Vettels Funk-Frust: Von 2009 bis heute

Formel 1: Vettel vs. Verstappen

— 16.07.2017

"Hart aber fair"

Beschwerden am Funk, Gesten aus dem Cockpit: Max Verstappen und Sebastian Vettel lieferten sich ein Duell, das zumindest der Deutsche unnötig fand.

Es war das Duell des Rennens: Sebastian Vettel und Max Verstappen lieferten sich in Silverstone einen heißen Kampf. „Will er etwa Autoscooter fahren?“, funkte Verstappen an seine Red-Bull-Box, nachdem sich die beiden Kontrahenten in der Stown-Kurve leicht berührt hatten. Vettel stach spät innen rein, Verstappen wurde außen von der Strecke gedrückt. In der nächsten Kurve revanchierte sich der Holländer, hatte nun selbst die Innenseite - und schickte Vettel von der Bahn. Es folgte ein Handzeichen des Deutschen (s. Foto oben).

Verstappen machte sich vor Vettel ganz breit

„Das macht er jetzt ja immer - er kann nicht anders“, lachte Mercedes-Aufsichtsrat Niki Lauda über die Szene der beiden Verfolger. Vettel, der wegen seiner Schimpftiraden am Funk zuletzt unter besonderer Beobachtung durch den Weltverband FIA steht, blieb diesmal aber cool. Nur als Verstappen wenige Runden später einen weiteren Überholversuch abblockte, motzte Vettel am Funk: „Das war schon wieder eine Bewegungsänderung beim Bremsen!“

Nach dem Rennen hatten sich die Gemüter aber schnell wieder abgekühlt. „Für die Zuschauer sah es sicher gut aus. Aber ich wollte einfach vorbei und das habe ich nicht geschafft. Ich habe alles versucht, aber es war ziemlich tricky“, sagte Vettel zum Duell mit Verstappen. „Im Endeffekt hat es uns beiden nichts gebracht und wir haben beide Zeit verloren“, so Vettel, der den Red-Bull-Piloten dann mit einem Undercut beim Boxenstopp schnappte. „Danach hat man ja gesehen, dass wir klar vorne und deutlich schneller waren“, so Vettel.

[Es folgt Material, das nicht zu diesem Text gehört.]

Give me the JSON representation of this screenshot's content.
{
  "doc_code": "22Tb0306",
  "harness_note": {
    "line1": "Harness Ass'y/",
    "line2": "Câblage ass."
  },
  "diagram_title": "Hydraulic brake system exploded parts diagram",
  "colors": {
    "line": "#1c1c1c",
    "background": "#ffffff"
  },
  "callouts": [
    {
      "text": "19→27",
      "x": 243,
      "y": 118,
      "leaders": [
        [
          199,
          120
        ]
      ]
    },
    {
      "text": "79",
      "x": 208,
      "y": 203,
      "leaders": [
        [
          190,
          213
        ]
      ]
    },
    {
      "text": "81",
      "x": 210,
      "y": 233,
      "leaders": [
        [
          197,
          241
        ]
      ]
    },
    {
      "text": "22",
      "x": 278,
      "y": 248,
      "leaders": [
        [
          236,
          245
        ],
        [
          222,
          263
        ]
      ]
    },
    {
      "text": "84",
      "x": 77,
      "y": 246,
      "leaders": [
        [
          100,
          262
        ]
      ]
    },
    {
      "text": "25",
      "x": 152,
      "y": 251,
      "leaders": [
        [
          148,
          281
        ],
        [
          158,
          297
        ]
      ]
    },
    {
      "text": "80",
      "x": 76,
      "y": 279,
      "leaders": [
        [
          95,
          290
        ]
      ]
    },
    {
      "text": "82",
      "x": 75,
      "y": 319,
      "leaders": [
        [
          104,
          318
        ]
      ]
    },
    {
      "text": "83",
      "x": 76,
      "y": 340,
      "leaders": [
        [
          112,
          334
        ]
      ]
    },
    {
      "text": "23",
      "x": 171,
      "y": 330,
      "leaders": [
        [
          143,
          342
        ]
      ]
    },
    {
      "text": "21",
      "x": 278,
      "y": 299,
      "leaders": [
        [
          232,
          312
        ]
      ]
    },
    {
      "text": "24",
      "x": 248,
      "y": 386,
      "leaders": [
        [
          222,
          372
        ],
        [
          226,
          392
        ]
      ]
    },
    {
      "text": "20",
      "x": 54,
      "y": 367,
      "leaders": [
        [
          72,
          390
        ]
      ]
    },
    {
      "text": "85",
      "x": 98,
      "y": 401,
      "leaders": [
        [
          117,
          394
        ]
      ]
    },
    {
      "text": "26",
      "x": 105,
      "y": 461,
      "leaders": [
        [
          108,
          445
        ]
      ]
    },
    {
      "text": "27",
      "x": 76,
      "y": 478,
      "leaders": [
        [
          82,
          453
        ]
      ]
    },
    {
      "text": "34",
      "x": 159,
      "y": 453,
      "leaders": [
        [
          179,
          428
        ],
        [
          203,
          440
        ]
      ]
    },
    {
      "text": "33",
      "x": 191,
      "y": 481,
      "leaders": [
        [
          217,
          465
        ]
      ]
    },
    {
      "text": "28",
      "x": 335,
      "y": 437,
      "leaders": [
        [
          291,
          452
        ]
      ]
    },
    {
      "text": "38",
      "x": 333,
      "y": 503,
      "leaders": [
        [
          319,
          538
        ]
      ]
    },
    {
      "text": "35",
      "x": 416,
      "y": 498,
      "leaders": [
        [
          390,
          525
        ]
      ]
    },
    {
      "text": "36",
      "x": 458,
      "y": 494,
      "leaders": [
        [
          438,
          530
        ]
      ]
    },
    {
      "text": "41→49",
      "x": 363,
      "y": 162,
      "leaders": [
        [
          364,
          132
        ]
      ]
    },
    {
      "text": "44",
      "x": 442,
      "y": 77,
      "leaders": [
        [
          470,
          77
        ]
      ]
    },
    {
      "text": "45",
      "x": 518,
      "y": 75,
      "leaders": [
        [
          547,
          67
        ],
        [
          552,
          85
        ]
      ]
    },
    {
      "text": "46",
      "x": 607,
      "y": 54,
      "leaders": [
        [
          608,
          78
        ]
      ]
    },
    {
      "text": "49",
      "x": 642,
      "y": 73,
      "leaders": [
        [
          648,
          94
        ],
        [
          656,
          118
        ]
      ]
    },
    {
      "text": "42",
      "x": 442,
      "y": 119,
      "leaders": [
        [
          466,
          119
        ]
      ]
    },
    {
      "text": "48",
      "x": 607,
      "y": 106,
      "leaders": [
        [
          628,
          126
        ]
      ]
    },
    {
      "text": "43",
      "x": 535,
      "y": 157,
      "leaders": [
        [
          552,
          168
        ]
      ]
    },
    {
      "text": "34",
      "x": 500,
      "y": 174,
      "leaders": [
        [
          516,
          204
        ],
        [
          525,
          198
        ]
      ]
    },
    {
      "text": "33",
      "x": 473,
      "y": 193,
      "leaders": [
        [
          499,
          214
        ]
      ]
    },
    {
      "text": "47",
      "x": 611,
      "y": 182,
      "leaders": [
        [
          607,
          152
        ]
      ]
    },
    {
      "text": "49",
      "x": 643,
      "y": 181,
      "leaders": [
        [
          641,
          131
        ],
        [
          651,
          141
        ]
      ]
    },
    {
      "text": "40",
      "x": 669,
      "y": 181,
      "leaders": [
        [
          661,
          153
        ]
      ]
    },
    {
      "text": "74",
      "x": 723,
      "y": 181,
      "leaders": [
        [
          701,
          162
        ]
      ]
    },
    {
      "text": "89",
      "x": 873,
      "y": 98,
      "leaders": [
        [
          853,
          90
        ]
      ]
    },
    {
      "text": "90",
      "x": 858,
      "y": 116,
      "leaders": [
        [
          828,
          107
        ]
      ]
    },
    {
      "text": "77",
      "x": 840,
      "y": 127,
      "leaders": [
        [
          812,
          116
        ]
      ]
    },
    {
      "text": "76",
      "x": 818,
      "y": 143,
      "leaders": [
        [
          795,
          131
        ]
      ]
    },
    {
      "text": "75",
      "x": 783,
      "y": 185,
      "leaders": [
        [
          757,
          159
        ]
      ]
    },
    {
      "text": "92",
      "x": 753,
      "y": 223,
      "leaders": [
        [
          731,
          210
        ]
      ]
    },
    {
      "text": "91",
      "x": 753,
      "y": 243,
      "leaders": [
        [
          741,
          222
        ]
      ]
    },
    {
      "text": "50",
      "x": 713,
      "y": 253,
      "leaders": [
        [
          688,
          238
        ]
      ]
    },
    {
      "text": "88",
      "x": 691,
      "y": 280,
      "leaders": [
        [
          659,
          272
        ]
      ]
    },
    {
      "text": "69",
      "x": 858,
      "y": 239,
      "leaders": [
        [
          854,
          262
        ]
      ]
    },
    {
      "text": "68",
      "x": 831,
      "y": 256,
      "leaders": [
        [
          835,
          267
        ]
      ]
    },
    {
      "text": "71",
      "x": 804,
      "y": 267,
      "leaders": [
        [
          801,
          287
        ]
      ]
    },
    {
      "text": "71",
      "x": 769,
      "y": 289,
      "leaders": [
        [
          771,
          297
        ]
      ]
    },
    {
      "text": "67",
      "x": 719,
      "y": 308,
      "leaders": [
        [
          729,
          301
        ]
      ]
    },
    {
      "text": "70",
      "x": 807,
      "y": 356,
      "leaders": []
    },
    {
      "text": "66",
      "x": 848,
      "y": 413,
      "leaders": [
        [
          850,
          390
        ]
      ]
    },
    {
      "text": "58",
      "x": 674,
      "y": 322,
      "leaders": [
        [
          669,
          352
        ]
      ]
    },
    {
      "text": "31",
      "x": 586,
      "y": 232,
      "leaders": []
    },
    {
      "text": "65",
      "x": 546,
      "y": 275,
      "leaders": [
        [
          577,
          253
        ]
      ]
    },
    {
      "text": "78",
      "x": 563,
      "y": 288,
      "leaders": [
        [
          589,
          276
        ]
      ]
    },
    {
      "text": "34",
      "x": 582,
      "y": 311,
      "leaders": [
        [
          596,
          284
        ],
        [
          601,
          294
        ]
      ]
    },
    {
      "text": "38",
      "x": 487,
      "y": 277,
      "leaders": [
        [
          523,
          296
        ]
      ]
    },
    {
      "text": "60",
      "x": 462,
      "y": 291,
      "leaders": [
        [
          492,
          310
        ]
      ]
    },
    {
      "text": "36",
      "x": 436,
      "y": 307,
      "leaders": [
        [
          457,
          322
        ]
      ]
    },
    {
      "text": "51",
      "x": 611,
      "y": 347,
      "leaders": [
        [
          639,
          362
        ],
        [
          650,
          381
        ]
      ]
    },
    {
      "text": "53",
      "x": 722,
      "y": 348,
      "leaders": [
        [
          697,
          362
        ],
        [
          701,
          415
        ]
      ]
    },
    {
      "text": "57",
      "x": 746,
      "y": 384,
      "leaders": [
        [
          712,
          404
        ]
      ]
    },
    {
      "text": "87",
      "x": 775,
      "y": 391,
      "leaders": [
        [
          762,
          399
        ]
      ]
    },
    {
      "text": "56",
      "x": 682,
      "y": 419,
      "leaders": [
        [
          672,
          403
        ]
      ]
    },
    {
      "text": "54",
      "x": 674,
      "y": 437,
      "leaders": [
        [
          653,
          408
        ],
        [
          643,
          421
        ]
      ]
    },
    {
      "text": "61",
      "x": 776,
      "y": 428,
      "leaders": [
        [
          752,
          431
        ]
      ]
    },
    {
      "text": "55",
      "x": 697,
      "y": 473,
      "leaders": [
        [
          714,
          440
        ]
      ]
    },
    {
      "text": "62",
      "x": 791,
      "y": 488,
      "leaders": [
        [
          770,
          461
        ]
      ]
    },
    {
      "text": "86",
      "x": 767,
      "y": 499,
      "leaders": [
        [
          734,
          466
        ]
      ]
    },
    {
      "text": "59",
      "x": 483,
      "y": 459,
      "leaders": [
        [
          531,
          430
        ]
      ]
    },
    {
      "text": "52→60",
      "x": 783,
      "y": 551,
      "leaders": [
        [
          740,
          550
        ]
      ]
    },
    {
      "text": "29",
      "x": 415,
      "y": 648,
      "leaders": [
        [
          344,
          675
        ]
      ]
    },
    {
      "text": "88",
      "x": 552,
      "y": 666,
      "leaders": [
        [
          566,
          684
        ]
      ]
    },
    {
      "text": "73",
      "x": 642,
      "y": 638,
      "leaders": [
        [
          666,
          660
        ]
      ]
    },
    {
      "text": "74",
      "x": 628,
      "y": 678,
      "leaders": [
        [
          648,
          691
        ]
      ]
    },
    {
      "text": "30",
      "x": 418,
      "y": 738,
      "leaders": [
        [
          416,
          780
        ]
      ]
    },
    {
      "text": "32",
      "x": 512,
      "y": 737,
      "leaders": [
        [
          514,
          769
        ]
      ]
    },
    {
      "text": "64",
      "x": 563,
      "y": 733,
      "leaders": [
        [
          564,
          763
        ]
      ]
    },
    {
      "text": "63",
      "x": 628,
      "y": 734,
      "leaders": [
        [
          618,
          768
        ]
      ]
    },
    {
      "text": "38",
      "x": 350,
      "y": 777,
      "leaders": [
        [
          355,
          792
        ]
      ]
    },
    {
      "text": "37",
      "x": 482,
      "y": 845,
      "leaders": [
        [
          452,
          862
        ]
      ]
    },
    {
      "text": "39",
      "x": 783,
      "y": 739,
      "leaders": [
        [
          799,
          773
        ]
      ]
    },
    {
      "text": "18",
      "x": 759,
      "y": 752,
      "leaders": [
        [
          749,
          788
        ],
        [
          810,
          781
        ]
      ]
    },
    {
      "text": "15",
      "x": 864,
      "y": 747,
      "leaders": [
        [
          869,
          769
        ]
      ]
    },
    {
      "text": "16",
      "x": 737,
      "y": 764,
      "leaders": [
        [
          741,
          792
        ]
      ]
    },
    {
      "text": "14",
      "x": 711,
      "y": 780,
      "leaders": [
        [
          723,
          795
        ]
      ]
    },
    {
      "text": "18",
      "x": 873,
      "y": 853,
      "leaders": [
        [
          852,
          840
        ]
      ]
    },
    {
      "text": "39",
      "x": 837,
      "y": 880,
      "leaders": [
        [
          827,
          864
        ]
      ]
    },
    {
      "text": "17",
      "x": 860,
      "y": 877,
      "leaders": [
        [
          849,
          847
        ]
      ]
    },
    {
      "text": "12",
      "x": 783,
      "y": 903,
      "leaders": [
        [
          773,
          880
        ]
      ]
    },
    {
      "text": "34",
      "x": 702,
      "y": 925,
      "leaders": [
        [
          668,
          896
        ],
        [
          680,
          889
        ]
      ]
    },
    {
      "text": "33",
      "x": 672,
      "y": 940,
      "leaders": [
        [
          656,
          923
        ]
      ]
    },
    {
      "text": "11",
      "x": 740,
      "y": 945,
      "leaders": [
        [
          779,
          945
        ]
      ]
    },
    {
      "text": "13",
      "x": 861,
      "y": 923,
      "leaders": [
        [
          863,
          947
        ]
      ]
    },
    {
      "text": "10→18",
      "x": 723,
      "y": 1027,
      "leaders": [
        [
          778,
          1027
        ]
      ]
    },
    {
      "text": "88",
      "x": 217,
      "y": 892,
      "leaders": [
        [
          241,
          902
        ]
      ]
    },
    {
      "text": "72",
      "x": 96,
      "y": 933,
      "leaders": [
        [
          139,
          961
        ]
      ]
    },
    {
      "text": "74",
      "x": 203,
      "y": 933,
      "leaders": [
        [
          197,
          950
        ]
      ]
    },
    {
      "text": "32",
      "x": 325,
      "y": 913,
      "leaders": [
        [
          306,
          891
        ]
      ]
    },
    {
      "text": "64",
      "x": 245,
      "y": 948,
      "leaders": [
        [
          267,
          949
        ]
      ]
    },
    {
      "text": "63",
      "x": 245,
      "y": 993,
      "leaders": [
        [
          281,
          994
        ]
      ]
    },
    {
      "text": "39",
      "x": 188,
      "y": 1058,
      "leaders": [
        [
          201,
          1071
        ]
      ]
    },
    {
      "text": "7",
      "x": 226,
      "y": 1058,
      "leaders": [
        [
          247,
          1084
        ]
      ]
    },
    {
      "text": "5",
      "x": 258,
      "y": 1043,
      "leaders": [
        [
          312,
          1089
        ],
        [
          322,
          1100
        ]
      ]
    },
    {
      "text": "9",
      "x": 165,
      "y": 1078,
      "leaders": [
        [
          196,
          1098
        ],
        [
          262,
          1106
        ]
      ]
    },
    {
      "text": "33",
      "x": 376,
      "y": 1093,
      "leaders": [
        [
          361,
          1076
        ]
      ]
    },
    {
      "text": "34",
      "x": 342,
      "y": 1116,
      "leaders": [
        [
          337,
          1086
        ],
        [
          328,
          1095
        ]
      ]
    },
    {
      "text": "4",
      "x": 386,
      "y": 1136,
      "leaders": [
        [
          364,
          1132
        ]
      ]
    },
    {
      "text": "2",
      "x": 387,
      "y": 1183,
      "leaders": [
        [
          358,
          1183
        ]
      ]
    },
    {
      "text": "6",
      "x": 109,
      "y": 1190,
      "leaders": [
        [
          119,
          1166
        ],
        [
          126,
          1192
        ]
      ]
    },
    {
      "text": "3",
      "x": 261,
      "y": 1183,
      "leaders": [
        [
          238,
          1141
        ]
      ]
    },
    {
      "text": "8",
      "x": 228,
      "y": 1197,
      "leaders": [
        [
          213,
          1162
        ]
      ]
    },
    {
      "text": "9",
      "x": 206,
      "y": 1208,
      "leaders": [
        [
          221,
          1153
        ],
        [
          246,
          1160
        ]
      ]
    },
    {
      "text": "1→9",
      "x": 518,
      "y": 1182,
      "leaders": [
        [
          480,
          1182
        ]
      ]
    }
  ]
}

Für Verstappen war jedoch klar, dass er Vettel nicht einfach kampflos ziehen lassen würde. „Das hat Spaß gemacht“, lachte der Holländer nach dem Rennen in Bezug auf den spannenden Zweikampf. „Wir haben uns einmal touchiert. Aber alles hat geklappt. Das gehört dazu“, fand Verstappen und fügte an: „Der Kampf war hart aber fair.“

Schon am Start kamen sich die Rivalen ins Gehege

Vettel haderte indes damit, dass es soweit überhaupt kam. „Beim zweiten Start war meine Bremse in Flammen. Dass hat meinen Start natürlich stark kompromitiert. Die Reifen waren viel zu heiß und der Start war gar nix“, erklärte Vettel sein schlechtes Loskommen. Dabei fiel er hinter Verstappen zurück. Auch wenn er den Red-Bull-Piloten nochmal kurzzeitig überholen konnte, lag er am Ende der ersten Runde schließlich hinter dem Holländer. „Ab da wurde es schwer. Ich bin hinter ihm festgesteckt. Das hat uns nicht geholfen.“

Denn letzten Endes war es auch der frühe Undercut gegen Verstappen, der Vettel zwang, am Ende einen sehr langen Stint mit den weichen Reifen einzulegen - was wiederum den Reifenschaden am Schluss nach sich zog. „Es waren heute viele Kleinigkeiten, die zusammengekommen sind und es für uns zu einem schweren Nachmittag gemacht haben. Das ist natürlich bitter, weil deutlich mehr drin war und wir mit einem idealen Rennen Zweiter geworden wären“, so Vettel.